In Italia la prostituzione è veramente un mestiere legale? Si tratta davvero di una regolare attività economica libera?
In fede a quanto trovato scritto in un articolo comparso su fanpage.it e intitolato “La Cassazione dice che la prostituzione è un’attività economica libera e non illecita“, e nel rispetto della corretta interpretazione del testo stesso, sarebbe lecito che la Cassazione desse valide risposte alle due domande su scritte, in quanto il primo cittadino di un comune pare che si sia visto giudicare illegittimo un provvedimento “anti-prostituzione” da lui adottato.
La sentenza 4927, secondo quanto riferisce il medesimo articolo, non ha ritenuto conforme alla legge il provvedimento del sindaco che avrebbe previsto un’ammenda di 500 euro a chi con l’automobile si fosse accostato per far salire a bordo una prostituta e la condanna della multa sarebbe stata, se non altro, per intralcio al traffico.
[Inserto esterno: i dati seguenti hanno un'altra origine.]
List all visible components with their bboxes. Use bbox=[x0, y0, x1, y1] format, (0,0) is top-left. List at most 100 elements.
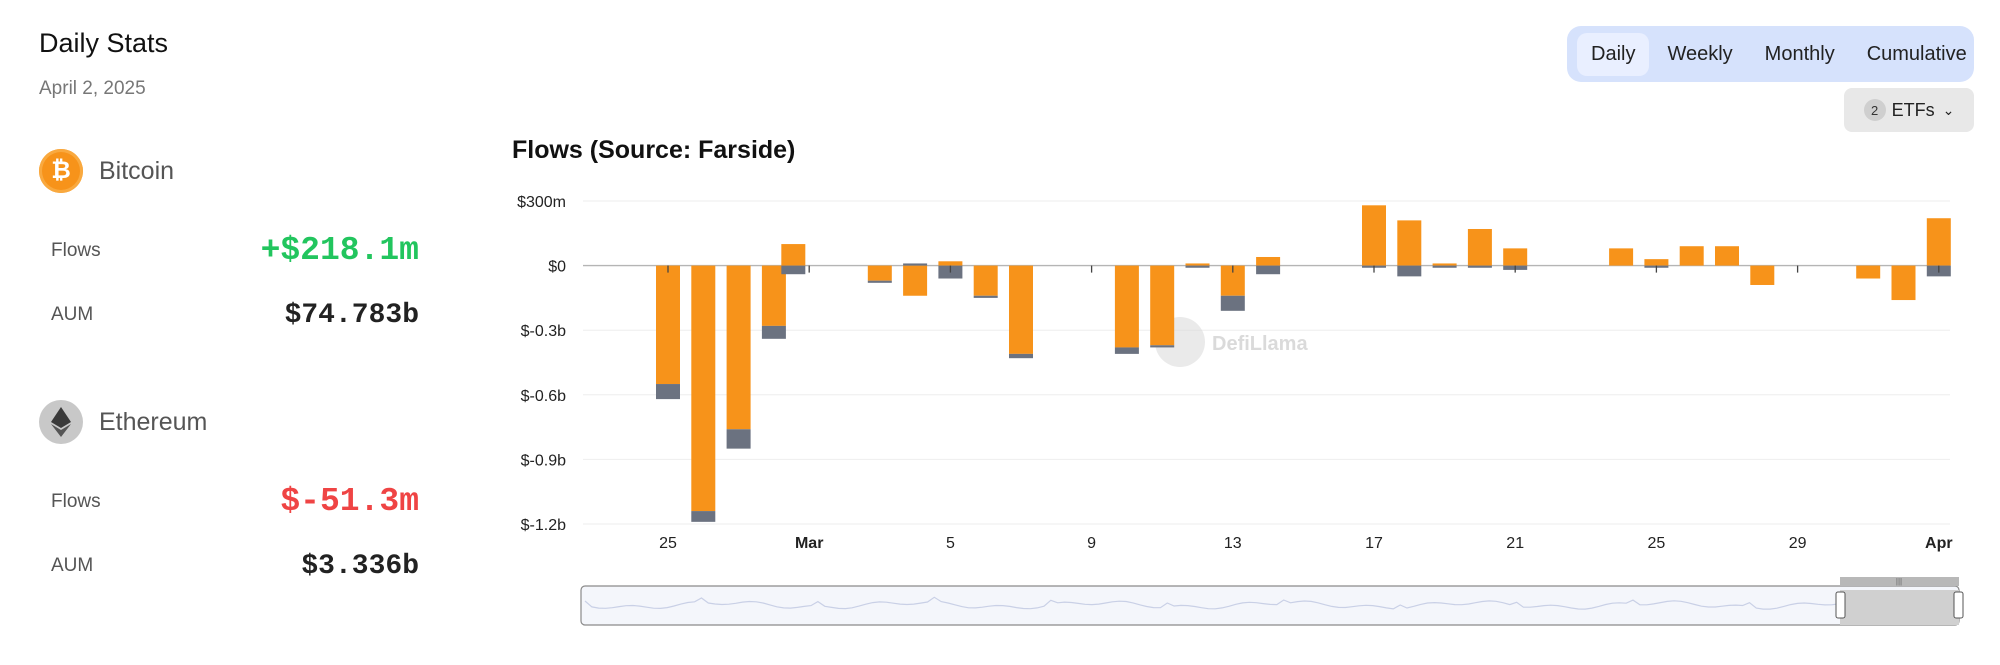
bar-bitcoin bbox=[1256, 256, 1281, 266]
bar-bitcoin bbox=[1114, 265, 1139, 348]
bar-ethereum bbox=[1220, 295, 1245, 311]
bar-bitcoin bbox=[1891, 265, 1916, 301]
overview-line bbox=[584, 596, 1955, 610]
bar-bitcoin bbox=[1467, 228, 1492, 266]
bar-bitcoin bbox=[1609, 248, 1634, 266]
bar-bitcoin bbox=[903, 265, 928, 296]
bar-bitcoin bbox=[1750, 265, 1775, 285]
x-tick-label: 9 bbox=[1087, 535, 1096, 552]
bar-ethereum bbox=[1397, 265, 1422, 277]
aum-row: AUM $3.336b bbox=[39, 545, 419, 585]
bar-ethereum bbox=[1150, 345, 1175, 348]
bar-bitcoin bbox=[1503, 248, 1528, 266]
zoom-window[interactable] bbox=[1840, 590, 1959, 625]
aum-value: $74.783b bbox=[284, 300, 419, 331]
bar-ethereum bbox=[726, 429, 751, 449]
bar-bitcoin bbox=[938, 261, 963, 266]
bar-bitcoin bbox=[1397, 220, 1422, 266]
zoom-slider: ||| bbox=[580, 577, 1964, 626]
x-tick-label: 13 bbox=[1224, 535, 1242, 552]
y-axis-labels: $300m $0 $-0.3b $-0.6b $-0.9b $-1.2b bbox=[517, 194, 566, 534]
y-tick-label: $-1.2b bbox=[521, 517, 566, 534]
flows-label: Flows bbox=[51, 491, 101, 512]
etf-count-badge: 2 bbox=[1863, 99, 1886, 121]
y-tick-label: $300m bbox=[517, 194, 566, 211]
bar-ethereum bbox=[903, 263, 928, 266]
x-tick-label: 25 bbox=[659, 535, 677, 552]
asset-header: Ethereum bbox=[39, 399, 207, 445]
bar-ethereum bbox=[1185, 265, 1210, 268]
bar-ethereum bbox=[1432, 265, 1457, 268]
etf-label: ETFs bbox=[1891, 99, 1935, 120]
bar-ethereum bbox=[1256, 265, 1281, 275]
bar-bitcoin bbox=[1185, 263, 1210, 266]
flows-value: $-51.3m bbox=[280, 483, 419, 520]
zoom-left-handle[interactable] bbox=[1835, 591, 1846, 619]
bar-bitcoin bbox=[1362, 205, 1386, 266]
bar-bitcoin bbox=[1856, 265, 1881, 279]
chevron-down-icon: ⌄ bbox=[1942, 101, 1955, 118]
bar-bitcoin bbox=[1644, 259, 1669, 266]
bitcoin-icon: ₿ bbox=[39, 149, 83, 193]
bar-bitcoin bbox=[781, 244, 806, 266]
bar-ethereum bbox=[1114, 347, 1139, 354]
tab-weekly[interactable]: Weekly bbox=[1667, 42, 1733, 65]
stats-date: April 2, 2025 bbox=[39, 78, 146, 99]
y-tick-label: $-0.9b bbox=[521, 452, 566, 469]
bar-bitcoin bbox=[656, 265, 680, 385]
zoom-window-top-bar[interactable] bbox=[1840, 577, 1959, 586]
bar-bitcoin bbox=[867, 265, 892, 281]
bar-ethereum bbox=[781, 265, 806, 275]
y-tick-label: $0 bbox=[548, 259, 566, 276]
x-tick-label: 21 bbox=[1506, 535, 1524, 552]
bar-bitcoin bbox=[726, 265, 751, 430]
bar-bitcoin bbox=[1715, 246, 1739, 266]
bar-ethereum bbox=[1009, 353, 1033, 359]
daily-stats-panel: Daily Stats April 2, 2025 ₿ Bitcoin Flow… bbox=[0, 0, 470, 665]
watermark: DefiLlama bbox=[1155, 317, 1308, 367]
zoom-right-handle[interactable] bbox=[1953, 591, 1964, 619]
aum-row: AUM $74.783b bbox=[39, 294, 419, 334]
bar-bitcoin bbox=[691, 265, 716, 512]
tab-cumulative[interactable]: Cumulative bbox=[1866, 42, 1967, 65]
flows-row: Flows +$218.1m bbox=[39, 230, 419, 270]
y-tick-label: $-0.6b bbox=[521, 388, 566, 405]
bar-bitcoin bbox=[761, 265, 786, 326]
bar-ethereum bbox=[761, 325, 786, 339]
panel-title: Daily Stats bbox=[39, 28, 169, 58]
flows-value: +$218.1m bbox=[260, 232, 419, 269]
x-tick-label: Mar bbox=[795, 535, 823, 552]
tab-monthly[interactable]: Monthly bbox=[1764, 42, 1835, 65]
flows-label: Flows bbox=[51, 240, 101, 261]
asset-name: Bitcoin bbox=[99, 156, 175, 185]
etf-selector-button[interactable]: 2 ETFs ⌄ bbox=[1844, 88, 1974, 132]
bar-ethereum bbox=[656, 384, 680, 400]
asset-name: Ethereum bbox=[99, 407, 208, 436]
bar-bitcoin bbox=[973, 265, 998, 296]
bar-ethereum bbox=[973, 295, 998, 298]
x-tick-label: 25 bbox=[1648, 535, 1666, 552]
bar-bitcoin bbox=[1009, 265, 1033, 354]
period-selector: Daily Weekly Monthly Cumulative bbox=[1567, 26, 1974, 82]
asset-header: ₿ Bitcoin bbox=[39, 148, 174, 194]
aum-label: AUM bbox=[51, 304, 94, 325]
x-tick-label: Apr bbox=[1925, 535, 1953, 552]
x-tick-label: 5 bbox=[946, 535, 955, 552]
bar-bitcoin bbox=[1679, 246, 1704, 266]
ethereum-icon bbox=[39, 400, 83, 444]
chart-title: Flows (Source: Farside) bbox=[512, 136, 796, 164]
tab-daily[interactable]: Daily bbox=[1577, 32, 1650, 76]
bar-ethereum bbox=[691, 511, 716, 522]
bar-bitcoin bbox=[1432, 263, 1457, 266]
flows-row: Flows $-51.3m bbox=[39, 481, 419, 521]
grip-icon: ||| bbox=[1896, 577, 1902, 586]
y-tick-label: $-0.3b bbox=[521, 323, 566, 340]
aum-value: $3.336b bbox=[301, 551, 419, 582]
bar-ethereum bbox=[1467, 265, 1492, 268]
x-axis: 25 Mar 5 9 13 17 21 25 29 Apr bbox=[659, 265, 1953, 552]
bar-ethereum bbox=[867, 280, 892, 283]
bars bbox=[656, 205, 1951, 522]
bar-bitcoin bbox=[1150, 265, 1175, 346]
x-tick-label: 29 bbox=[1789, 535, 1807, 552]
Si era trattato sicuramente di un modo per scoraggiare a priori potenziali clienti.
Cionostante, un cittadino colpito da tale provvedimento, non ha esitato a presentare ricorso, giungendo – a distanza di qualche anno – all’ultimo grado di giudizio con l’ottenimento della ragione. Secondo quanto riportato dall’articolo, la Cassazione si sarebbe pronunciata affermando che provvedimenti “anti-prostituzione” non sono legali perché l’attività di meretricio non è illecita e rientra nelle attività economiche e per cui non può esserne vietato l’esercizio se non per mezzo di una normativa statale. In buona sostanza nessun sindaco si può permettere di vietare la prostituzione nel territorio in cui esercita le proprie funzioni.
La risposta alle due domande iniziali, secondo quanto riporta un altro articolo apparso su FirenzeToday “Ordinanza anti-prostituzione del Comune: cosa si rischia davvero“, darebbe ragione alla Cassazione nonostante ciò che si voglia pensare. L”articolo dice infatti che, malgrado ogni sindaco goda dei poteri per la salvaguardia del proprio comune dai rischi sulla criminalità e sul decoro della città, nell’ordinamento italiano la prostituzione costituisce un fenomeno giuridicamente tollerato, e perciò non sottoposto a sanzione. Questo starebbe a dire che non commetterebbe reato né chi si prostituisce e né chi chiede prestazioni sessuali.
Di fronte a tali affermazioni rimangono sacrosanti i reati di sfruttamento o favoreggiamento della prostituzione e tutte le condotte collaterali ad esse collegate, però alla mancanza di strumenti, di personale e di tecniche, per far fronte alle realtà di sottomissione alle quali sono sottoposte certe ragazze, costrette ad umiliarsi e a vendersi per strada come oggetti da mercato, gli organi competenti quali soluzioni hanno adottato? E quali ne sono stati i risultati ottenuti?
Affrontando altresì il tema attività, chi sfrutta certe donne paga le tasse come normalmente fanno coloro in possesso della partita Iva? Le sottoposte a certi impieghi pagano le ritenute fiscali allo Stato come qualunque lecito dipendente? Nell’ipotesi di considerare la mercanzia del sesso come un’attività, dovrebbero vigere su di essa le medesime leggi di qualunque altro impiego legalmente riconosciuto. E dunque, esiste qualcosa sulla prevenzione e protezione infortuni? Di quali DPI dispongono le lavoratrici oltre al profilattico? Quali provvedimenti vengono adottati sulla salute di quelle povere vite sacrificate? Se a queste basilari domande non si danno risposte come può essere considerata lecita tale attività? Senza considerare tutto quanto giri attorno ad essa.
Il discorso non si permette di giudicare l’esito della Corte di Cassazione, bensì l’ordinanza vigente che – così come letta – meriterebbe di essere cambiata sennonché eliminata.